Unfortunately the majority of the deaths were probably inevitable because of the severity of the original trauma, and when the operative trauma was added to this the man stood a very small chance of recovery. We learnt that further blood and plasma was essential at this stage in most cases, and in the later stages of the war blood and plasma were given much more freely. In addition to the immediate post-operative resuscitation, a pint of plasma or serum daily was given to the serious cases to counteract any protein deficiency.

Less than a week following operation there was commonly a secondary anaemia, so that further blood transfusions of from 1 to 2 pints was of the greatest benefit. The graphs of deaths showed that there was a small peak at the sixth day, and this was in keeping with clinical observation. In the severe cases a crisis was always expected about that time, and it was at that time that blood transfusion was of great value in increasing the resistance of the patient to infection.

Intravenous Fluids

The administration of intravenous fluids after operation was a routine in the abdominal cases from the beginning of the war. Solutions available were normal saline, 5 per cent glucose solution, and a glucose saline containing 3 per cent saline in the 5 per cent glucose.
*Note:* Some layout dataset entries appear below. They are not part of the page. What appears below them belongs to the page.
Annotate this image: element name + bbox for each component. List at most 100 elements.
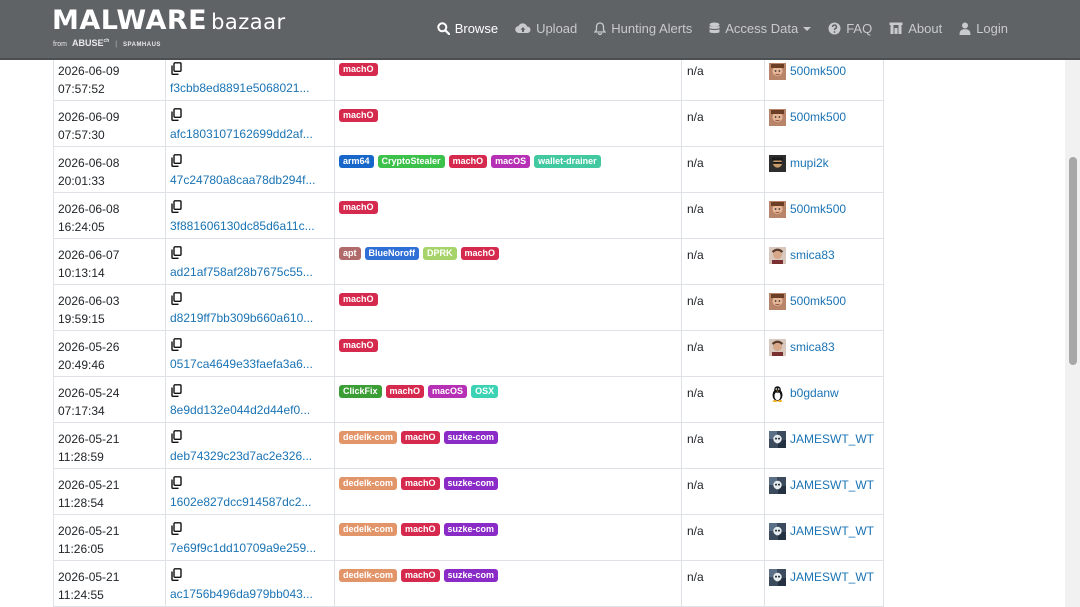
- tag-badge[interactable]: DPRK: [423, 247, 457, 260]
- brand-subtitle: bazaar: [211, 10, 286, 34]
- tag-badge[interactable]: suzke-com: [443, 569, 499, 582]
- sha256-hash-link[interactable]: ac1756b496da979bb043...: [170, 584, 330, 604]
- tag-badge[interactable]: machO: [460, 247, 500, 260]
- tag-badge[interactable]: machO: [401, 431, 440, 444]
- copy-icon[interactable]: [171, 430, 330, 444]
- hash-cell: deb74329c23d7ac2e326...: [165, 422, 335, 469]
- nav-hunting-alerts[interactable]: Hunting Alerts: [594, 21, 692, 36]
- tag-badge[interactable]: machO: [401, 569, 440, 582]
- skull-avatar: [769, 522, 786, 540]
- first-seen-date: 2026-05-21: [58, 478, 120, 492]
- tags-cell: ClickFix machO macOS OSX: [334, 376, 682, 423]
- tag-badge[interactable]: arm64: [339, 155, 374, 168]
- tag-badge[interactable]: machO: [385, 385, 425, 398]
- chevron-down-icon: [803, 27, 812, 31]
- reporter-link[interactable]: smica83: [790, 338, 835, 356]
- penguin-avatar: [769, 384, 786, 402]
- sha256-hash-link[interactable]: 47c24780a8caa78db294f...: [170, 170, 330, 190]
- nav-upload[interactable]: Upload: [515, 21, 577, 36]
- tag-badge[interactable]: ClickFix: [339, 385, 382, 398]
- tags-cell: machO: [334, 100, 682, 147]
- tag-badge[interactable]: OSX: [471, 385, 499, 398]
- tag-badge[interactable]: machO: [339, 201, 378, 214]
- reporter: JAMESWT_WT: [769, 568, 879, 586]
- date-cell: 2026-05-21 11:28:59: [53, 422, 166, 469]
- reporter-link[interactable]: JAMESWT_WT: [790, 568, 874, 586]
- reporter-link[interactable]: JAMESWT_WT: [790, 522, 874, 540]
- tag-badge[interactable]: dedelk-com: [339, 523, 398, 536]
- scrollbar-thumb[interactable]: [1069, 157, 1077, 365]
- scrollbar[interactable]: [1065, 60, 1080, 607]
- tag-badge[interactable]: macOS: [491, 155, 531, 168]
- tag-badge[interactable]: machO: [339, 293, 378, 306]
- sha256-hash-link[interactable]: 3f881606130dc85d6a11c...: [170, 216, 330, 236]
- reporter-link[interactable]: JAMESWT_WT: [790, 476, 874, 494]
- copy-icon[interactable]: [171, 568, 330, 582]
- brand-byline: from ABUSEch | SPAMHAUS: [53, 38, 161, 48]
- tag-badge[interactable]: suzke-com: [443, 477, 499, 490]
- tag-badge[interactable]: apt: [339, 247, 361, 260]
- reporter-link[interactable]: smica83: [790, 246, 835, 264]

It was recognised that an excess of chlorides was undesirable and that the bulk of the fluid should be given in the form of isotonic glucose. The total fluid given in the course of twenty-four hours was from 8 to 10 pints. The quantity of saline given was at first variable, but later became stabilised at 2 pints daily, plus replacement of the quantity of fluid removed by gastric suction by an equal quantity of saline. An output of 50 oz. of urine daily was aimed at. The presence of chloride in the urine was tested for when there was doubt as to the quantity of saline to be given.

Gastric Suction

Gastric suction was instituted early in the war and remained a regular routine. The tube was introduced through the nose at, or soon after, operation. Kyle's tubes were used at first, but as the page 255 supply was inadequate the larger tubing of the blood transfusion apparatus was utilised and found to be superior. The gastric fluid was drawn off regularly by means of a continuous suction through a bottle. It was continued till signs of peristalsis were present as shown by the stethoscope or by the passage of flatus. The average period was about four days.

Fluid by the Mouth

At first no fluid was given by the mouth till the gastric tube was removed, though the mouth was frequently rinsed and cleansed. Later it was realised that water by the mouth in the presence of the gastric tube could hardly be deleterious and would help the gastric lavage. The swallowing of the fluid gave great comfort to the patient. It was then found that water given by the mouth was partly retained without any deleterious effect, and helped in the necessary supply of fluid. This encouraged surgeons to give more fluid and gradually to introduce fluid nourishment, if the progress of the patient warranted this, even before the gastric tube was removed. Nourishment was given in the form of sugar, sweets, diluted milk, then Benger's Food, egg flips, etc., from forty-eight hours after operation. On the removal of the tube, fluid was given freely in small quantities and nourishment given and stepped up with the progress of the patient. The earlier administration of food led to the more rapid recovery of the patient, and the diminution of post-operative debility and vitamin deficiency.

Morphia was given without question when necessary.

Purgatives were not normally given. One of our surgeons gave small doses of liquid paraffin following the removal of the gastric tube and the re-establishment of peristalsis.

Enemata were given if necessary after peristalsis was present, generally after the fourth or fifth day. The lower bowel was very liable to become loaded with a mass of hard faeces. This was distressing to the patient and interfered with his recovery. Sometimes oil enemata were needed, and even manual removal was occasionally necessary.